De procedure voor het installeren van Kaspersky Endpoint Security voor Windows op servers is dezelfde als voor werkstations. Als de server zich in de Core Mode bevindt, kunt u het programma installeren via de opdrachtregel.
Alvorens de installatie begint, controleert Kaspersky Endpoint Security (KES) of er andere Kaspersky-programma's op de computer zijn geïnstalleerd. Als Kaspersky Security voor Windows Server op de computer is geïnstalleerd, detecteert KES de set KSWS-componenten die is geïnstalleerd en selecteert dezelfde componenten voor installatie.
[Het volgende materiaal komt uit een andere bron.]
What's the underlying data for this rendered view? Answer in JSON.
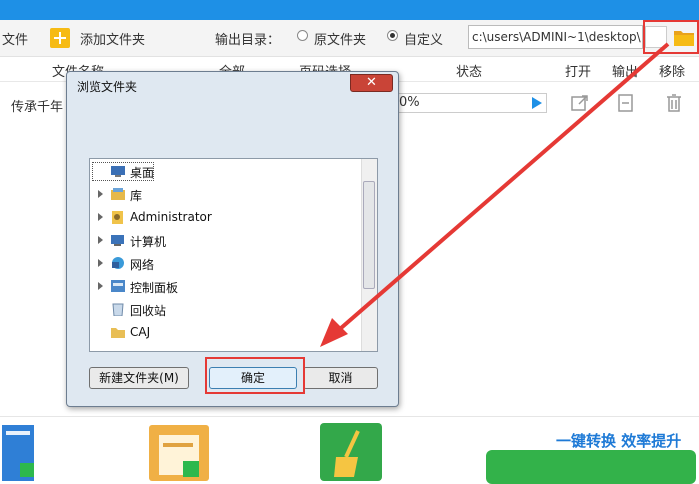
{
  "toolbar": {
    "file_label": "文件",
    "add_folder_label": "添加文件夹",
    "output_dir_label": "输出目录：",
    "option_source": "原文件夹",
    "option_custom": "自定义",
    "path_value": "c:\\users\\ADMINI~1\\desktop\\"
  },
  "table": {
    "headers": [
      "文件名称",
      "全部",
      "页码选择",
      "状态",
      "打开",
      "输出",
      "移除"
    ],
    "row": {
      "name": "传承千年",
      "progress_text": "0%"
    }
  },
  "dialog": {
    "title": "浏览文件夹",
    "close": "✕",
    "tree": [
      {
        "label": "桌面",
        "icon": "desktop-icon",
        "expandable": false
      },
      {
        "label": "库",
        "icon": "library-icon",
        "expandable": true
      },
      {
        "label": "Administrator",
        "icon": "user-icon",
        "expandable": true
      },
      {
        "label": "计算机",
        "icon": "computer-icon",
        "expandable": true
      },
      {
        "label": "网络",
        "icon": "network-icon",
        "expandable": true
      },
      {
        "label": "控制面板",
        "icon": "control-panel-icon",
        "expandable": true
      },
      {
        "label": "回收站",
        "icon": "recycle-bin-icon",
        "expandable": false
      },
      {
        "label": "CAJ",
        "icon": "folder-icon",
        "expandable": false
      }
    ],
    "new_folder": "新建文件夹(M)",
    "ok": "确定",
    "cancel": "取消"
  },
  "bottom": {
    "brand": "一键转换  效率提升"
  },
  "colors": {
    "accent_blue": "#1e90e6",
    "highlight_red": "#e53935",
    "folder_yellow": "#f6bb14",
    "convert_green": "#33b24a"
  }
}
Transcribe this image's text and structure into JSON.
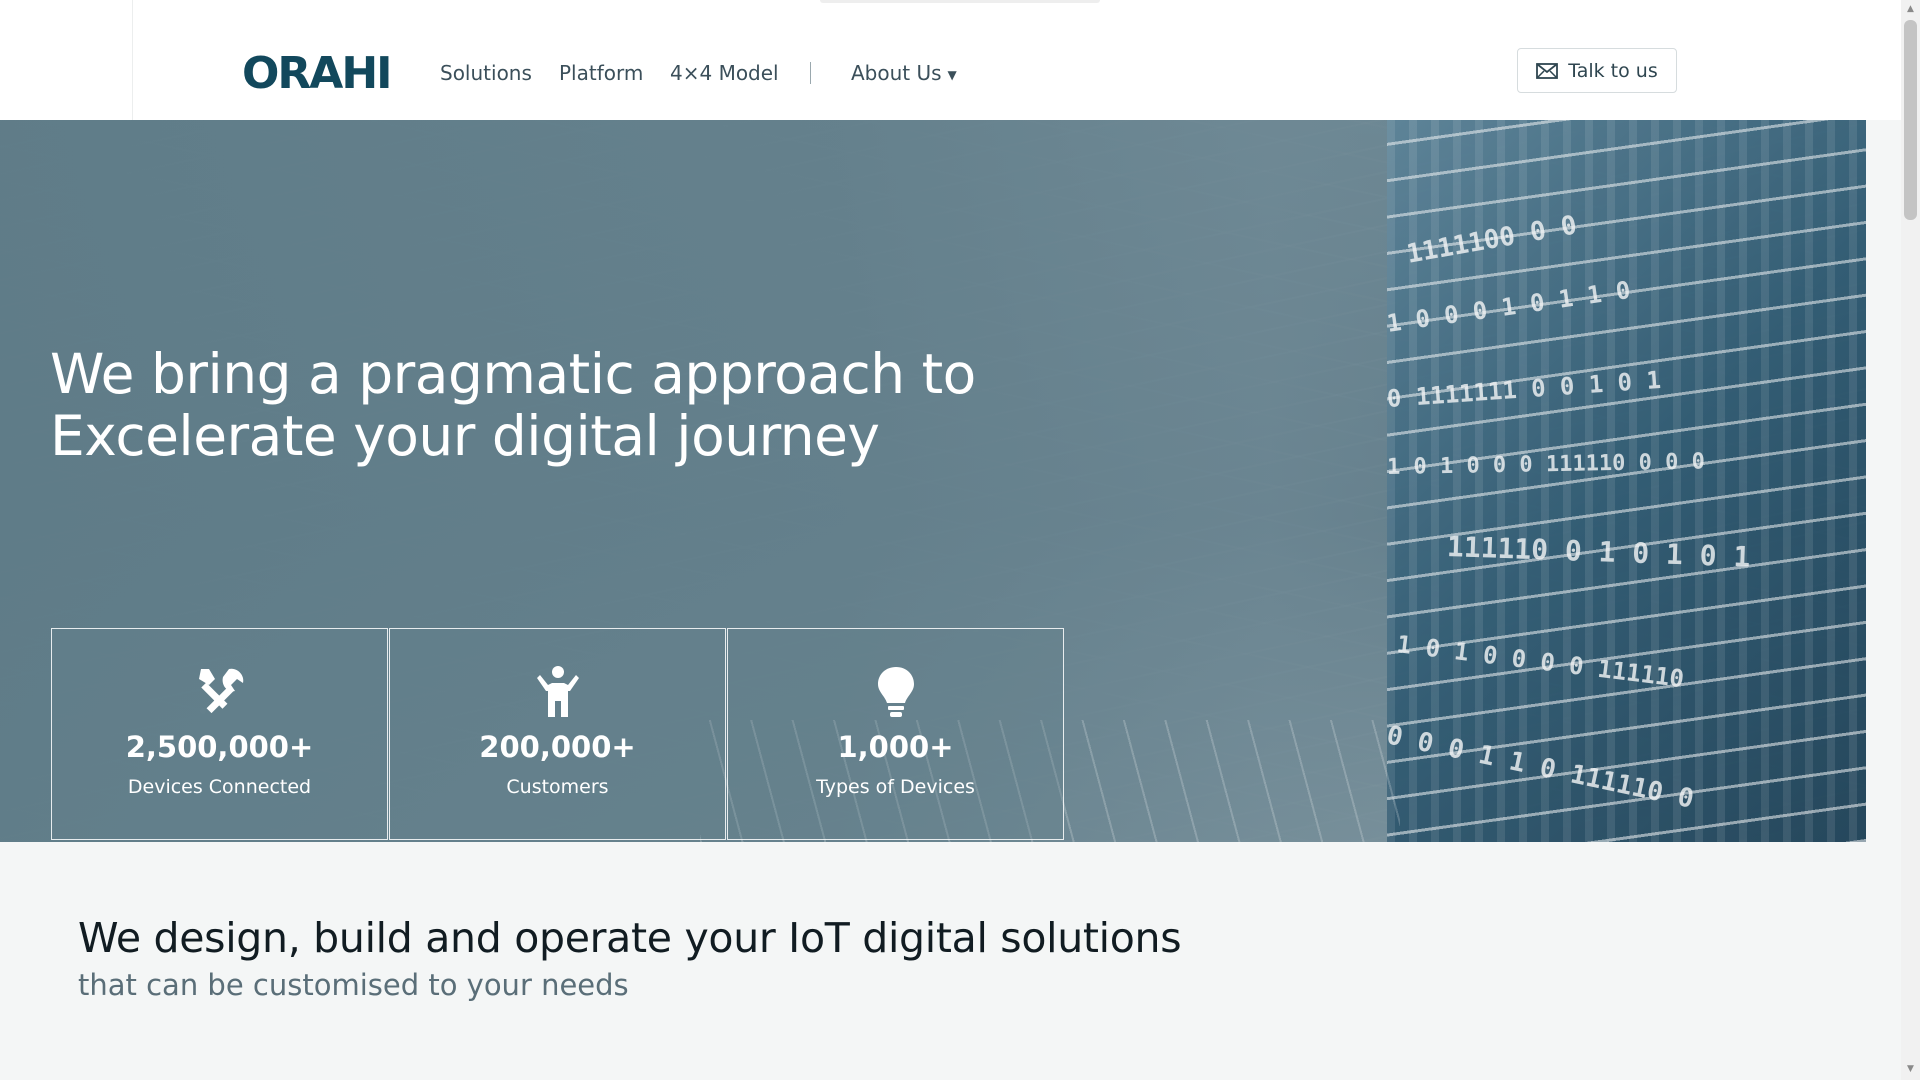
{
  "header": {
    "logo": "ORAHI",
    "nav": [
      {
        "label": "Solutions"
      },
      {
        "label": "Platform"
      },
      {
        "label": "4×4 Model"
      },
      {
        "label": "About Us"
      }
    ],
    "cta_label": "Talk to us",
    "cta_icon": "mail-icon"
  },
  "hero": {
    "title_line1": "We bring a pragmatic approach to",
    "title_line2": "Excelerate your digital journey",
    "stats": [
      {
        "icon": "tools-icon",
        "value": "2,500,000+",
        "label": "Devices Connected"
      },
      {
        "icon": "person-icon",
        "value": "200,000+",
        "label": "Customers"
      },
      {
        "icon": "lightbulb-icon",
        "value": "1,000+",
        "label": "Types of Devices"
      }
    ]
  },
  "section": {
    "title": "We design, build and operate your IoT digital solutions",
    "subtitle": "that can be customised to your needs"
  },
  "colors": {
    "brand": "#12485c",
    "hero_overlay": "#64808c",
    "text_dark": "#111c22",
    "text_muted": "#5a6e78"
  }
}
KSWS-instellingen en -taken worden niet gemigreerd wanneer Kaspersky Endpoint Security voor Windows is geïnstalleerd.
Voordat u KES installeert, is het aanbevolen om de KSWS-wachtwoordbeveiliging uit te schakelen. Na het migreren van KSWS naar KES moet u wachtwoordbeveiliging inschakelen in de programma-instellingen.
Minimale softwarevereisten voor het migreren van KSWS-componenten:
U kunt ook migreren vanuit oudere versies van Kaspersky Security voor Windows Server. In dit geval verwijdert Kaspersky Endpoint Security het programma zonder de set componenten te migreren.
De correspondentie van KSWS- en KES-componenten wordt hieronder vermeld. KES-componenten die KSWS niet heeft, worden als volgt geïnstalleerd:
U kunt de lijst van geïnstalleerde onderdelen controleren in het gedeelte Beveiliging van de programma-interface, met de opdracht status
of in de Kaspersky Security Center-console in computereigenschappen. U kunt later de selectie van programmaonderdelen wijzigen met de taak Programmaonderdelen wijzigen.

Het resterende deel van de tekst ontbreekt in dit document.